Никто не ответил, и лорд-регент удовлетворенно кивнул.

– Молчание – знак согласия. За распрями и междоусобицей мы забыли о том, что Аккения и Туллен когда-то были единым государством со столицей в Кирсониге. И напомню, что изначально это государство называлось именно Тулленом, по имени императора-основателя. Об этом знает каждый мало-мальски образованный житель Лаара. Но одно дело – знать, другое дело – помнить. Мы все забываем об одной опасности, которую несут великие бедствия. Они делят нашу память на «до» и «после». То, что было прежде, со временем начинает казаться нам чем-то вроде легенды. Императорскому роду Аккении выгодно навсегда позабыть о том, что раньше вся империя называлась Тулленом. Но мы все помним. Оба наши народа – помнят.

Если бы Хильдис Коот не умел безупречно контролировать свою мимику, наверняка скривился бы, словно отхлебнув по ошибке вместо вина крепкого уксуса.

Политическое заявление – именно так называлось то, что произнес сейчас лорд-регент. То, о чем обыватели толковали в кабаках, а политики – в самом узком кругу, исключавшем утечку информации. Политическое заявление, сделанное высшим лицом государства в присутствии без малого сотни людей, очень скоро станет известно всем в королевстве, равно как и за его рубежами. Вот вам и повод к войне, лорд-казначей, куда уж до него дракам пьяных солдат…

Но до чего же не вовремя… Так, по крайней мере, считал сайэр епископ.
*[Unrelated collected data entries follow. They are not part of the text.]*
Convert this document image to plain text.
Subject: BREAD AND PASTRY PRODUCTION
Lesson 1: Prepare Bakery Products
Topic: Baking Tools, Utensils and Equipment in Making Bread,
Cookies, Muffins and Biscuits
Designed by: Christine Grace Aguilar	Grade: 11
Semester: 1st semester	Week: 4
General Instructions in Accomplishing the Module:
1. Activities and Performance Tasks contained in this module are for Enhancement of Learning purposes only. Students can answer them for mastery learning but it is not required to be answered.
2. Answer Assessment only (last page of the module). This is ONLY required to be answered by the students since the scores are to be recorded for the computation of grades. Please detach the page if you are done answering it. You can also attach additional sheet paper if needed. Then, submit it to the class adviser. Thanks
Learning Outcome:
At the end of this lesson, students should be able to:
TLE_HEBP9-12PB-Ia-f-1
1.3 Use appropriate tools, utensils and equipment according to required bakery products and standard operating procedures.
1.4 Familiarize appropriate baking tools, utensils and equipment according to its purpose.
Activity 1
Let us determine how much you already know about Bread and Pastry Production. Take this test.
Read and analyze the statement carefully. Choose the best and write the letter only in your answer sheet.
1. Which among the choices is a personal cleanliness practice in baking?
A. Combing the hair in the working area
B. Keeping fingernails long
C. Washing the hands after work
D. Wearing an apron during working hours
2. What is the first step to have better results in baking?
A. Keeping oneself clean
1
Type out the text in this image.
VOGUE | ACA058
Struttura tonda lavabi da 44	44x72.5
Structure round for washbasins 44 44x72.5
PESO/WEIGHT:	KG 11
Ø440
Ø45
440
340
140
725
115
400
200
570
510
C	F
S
До коронации, до женитьбы… Недаром говорил древний мудрец: «Слово, сказанное вовремя, есть семя, брошенное на пашню; слово, сказанное не в срок, есть семя, брошенное на ветер». А только что прозвучавшие слова Адрелиана способны породить не ветер, – настоящую бурю.

Церковь всегда выступала за объединение двух держав, – в обоих большую часть населения составляла ее паства. Но присоединится ли Аккения к Туллену, или же Туллен к Аккении, – Пресветлому Сеггеру безразлично, его Церковь – структура надгосударственная и не зависящая от личных амбиций монархов. Такова была официальная позиция патриарха Гаптора.

Епископ Коот, тулленец по рождению и член королевского совета, никак не хотел бы оказаться перед дилеммой, – выбирать между верностью Церкви и интересами своей страны. Потому что сам не знал, что в итоге выберет…

Правда, Адрелиан не упомянул, кто же должен встать во главе объединенного государства. Знал, что найдется кому озвучить непроизнесенную им мысль.

Так и получилось. Слово немедленно взял лорд-комтур:

– В Аккении сейчас по большому счету безвластие, наследный принц Орвас не спешит возложить на себя корону. Конечно, его род правит Аккенией уже не один век. Увы, порой титул, полученный по наследству, имеет больше веса, чем заслуженный. Наш лорд-регент, – комтур отвесил легкий поклон в сторону Адрелиана, – хотя и правит Тулленом, до сих пор не считается не только императором, но даже королем. Но сейчас, насколько мне известно, вопрос о коронации можно считать решенным. Император Аккении погиб – как справедливо заметил сайэр Лейт, пал жертвой собственной обидчивости. Надеюсь – думаю, и мы все надеемся, – что принц Орвас проявит больше рассудительности и прислушается к голосу разума. Он вспомнит, что хотя великая империя, о которой мы сегодня вспомнили, распалась много веков назад, в Аккении по-прежнему веруют в Пресветлого Сеггера и говорят на одном с нами языке. Поверьте, это достаточное основание для того, чтобы забыть распри. Главное – своевременно напомнить принцу. Равно как и о том, что отныне ему придется иметь дело уже не с лордом-регентом Туллена, а с императором Адрелианом, чьи владения почти в полтора раза больше его собственных, и который является супругом наследной принцессы Кандии.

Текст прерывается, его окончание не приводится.